16/12 — 18/12/2025
SHAKE WELL

16/12 — 18/12/2025, 02.00 PM — 07.00 PM
Video Installation
Julia Valle Noronha Linnea Bågander
16/12 — 18/12/2025, 02.00 PM — 07.00 PM
Screening
Screening 14.00-19.00
Julia Valle Noronha, Fashion beyond visual experience
Over the years, the visual dimension of fashion and clothing and how humans ‘imprint’ their culture onto garments has been largely emphasized. This project seeks to challenge this emphasis by exploring a less common lens: that of experience by asking ‘What remains relevant when the visuality of clothing becomes peripherical?’.
Julia Valle Noronha is a designer-researcher-educator that understands fashion as a major force in driving change towards more responsible futures. Her research interest explores this potential especially from the perspectives of fashion design and wearing practices. Julia approach the field from an outlook that praises diversity and holds being with the earth at its core.
Linnea Bågander, Designing Bodies of Movement
This presentation discusses experimental, practice-based and practice-led approaches to design research, where design examples are developed as ’figures of thought’ (Petersson, 2021) or ’epistemic objects’ (Rheinberger, 2016) that both embody knowledge in themselves and generate knowledge through interpretations of their meaning. The talk focuses on the state and importance of ’not knowing yet’ within a process of research, and on the vagueness through which a result gradually begins to unfold. The processes and examples presented derive from research and collaborations within the field of dance, wherein dress is explored as a performative element, working with movement, materials and bodies, and how they co-exist and create expressions and experiences together.
Dr. Linnea Bågander is a Senior Lecturer in Fashion Design and Artistic Research at the Swedish School of Textiles.
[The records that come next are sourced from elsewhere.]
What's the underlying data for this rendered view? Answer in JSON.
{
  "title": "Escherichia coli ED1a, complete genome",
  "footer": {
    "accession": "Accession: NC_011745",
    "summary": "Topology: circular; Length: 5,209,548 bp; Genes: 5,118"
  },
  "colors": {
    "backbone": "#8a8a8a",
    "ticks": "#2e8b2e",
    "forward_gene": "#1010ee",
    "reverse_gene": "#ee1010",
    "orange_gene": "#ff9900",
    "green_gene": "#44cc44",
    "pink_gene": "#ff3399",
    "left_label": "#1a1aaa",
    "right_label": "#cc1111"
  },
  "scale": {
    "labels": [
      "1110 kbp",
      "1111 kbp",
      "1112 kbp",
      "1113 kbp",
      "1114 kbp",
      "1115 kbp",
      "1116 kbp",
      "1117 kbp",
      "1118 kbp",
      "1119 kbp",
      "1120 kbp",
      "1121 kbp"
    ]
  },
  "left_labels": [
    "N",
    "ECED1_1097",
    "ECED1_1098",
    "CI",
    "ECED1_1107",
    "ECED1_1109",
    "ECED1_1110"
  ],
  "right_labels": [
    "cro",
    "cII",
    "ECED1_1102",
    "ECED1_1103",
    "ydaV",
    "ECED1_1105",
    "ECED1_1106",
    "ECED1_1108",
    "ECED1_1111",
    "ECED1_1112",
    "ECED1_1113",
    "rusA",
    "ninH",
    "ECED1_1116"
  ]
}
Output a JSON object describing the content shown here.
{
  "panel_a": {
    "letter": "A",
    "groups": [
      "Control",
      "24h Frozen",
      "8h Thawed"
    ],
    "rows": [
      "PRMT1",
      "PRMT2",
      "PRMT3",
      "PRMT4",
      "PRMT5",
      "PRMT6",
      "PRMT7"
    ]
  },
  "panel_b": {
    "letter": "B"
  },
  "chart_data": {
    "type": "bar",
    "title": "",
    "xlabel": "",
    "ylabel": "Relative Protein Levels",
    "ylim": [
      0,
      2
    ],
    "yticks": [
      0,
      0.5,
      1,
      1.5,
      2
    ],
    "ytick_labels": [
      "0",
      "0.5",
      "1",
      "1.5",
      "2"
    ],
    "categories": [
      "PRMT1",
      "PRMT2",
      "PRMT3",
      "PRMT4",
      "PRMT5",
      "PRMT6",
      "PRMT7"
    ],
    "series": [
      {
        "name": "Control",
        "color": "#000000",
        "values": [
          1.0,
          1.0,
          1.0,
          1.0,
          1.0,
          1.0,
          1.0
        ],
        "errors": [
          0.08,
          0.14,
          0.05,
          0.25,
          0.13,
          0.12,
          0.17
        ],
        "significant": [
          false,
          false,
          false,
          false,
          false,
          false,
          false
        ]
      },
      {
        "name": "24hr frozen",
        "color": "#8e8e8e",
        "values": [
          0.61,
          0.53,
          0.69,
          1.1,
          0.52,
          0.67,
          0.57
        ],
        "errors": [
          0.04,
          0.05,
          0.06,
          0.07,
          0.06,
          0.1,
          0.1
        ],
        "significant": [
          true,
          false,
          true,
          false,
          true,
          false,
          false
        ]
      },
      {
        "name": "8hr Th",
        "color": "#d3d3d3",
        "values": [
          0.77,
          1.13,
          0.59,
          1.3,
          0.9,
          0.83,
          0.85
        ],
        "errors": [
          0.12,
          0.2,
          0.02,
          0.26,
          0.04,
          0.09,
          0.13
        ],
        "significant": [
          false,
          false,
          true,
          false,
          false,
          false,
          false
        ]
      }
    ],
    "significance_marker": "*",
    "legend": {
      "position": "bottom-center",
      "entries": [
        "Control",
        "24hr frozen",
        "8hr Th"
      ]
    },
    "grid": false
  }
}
Through collaborations within the field of dance, she explores dress as a performative element—examining how it interprets and expresses the body’s movements, how materials affect and inspire those movements, and how this interaction enables new bodily forms intertwined with materiality. Her work aims to define practical methods, develop teaching modules, and expand practice-based artistic research within the fields of fashion and dance costume. Both her stage-based works and artistic projects have been performed and exhibited internationally, including in Copenhagen, Berlin, Budapest, Tel Aviv, and Hong Kong.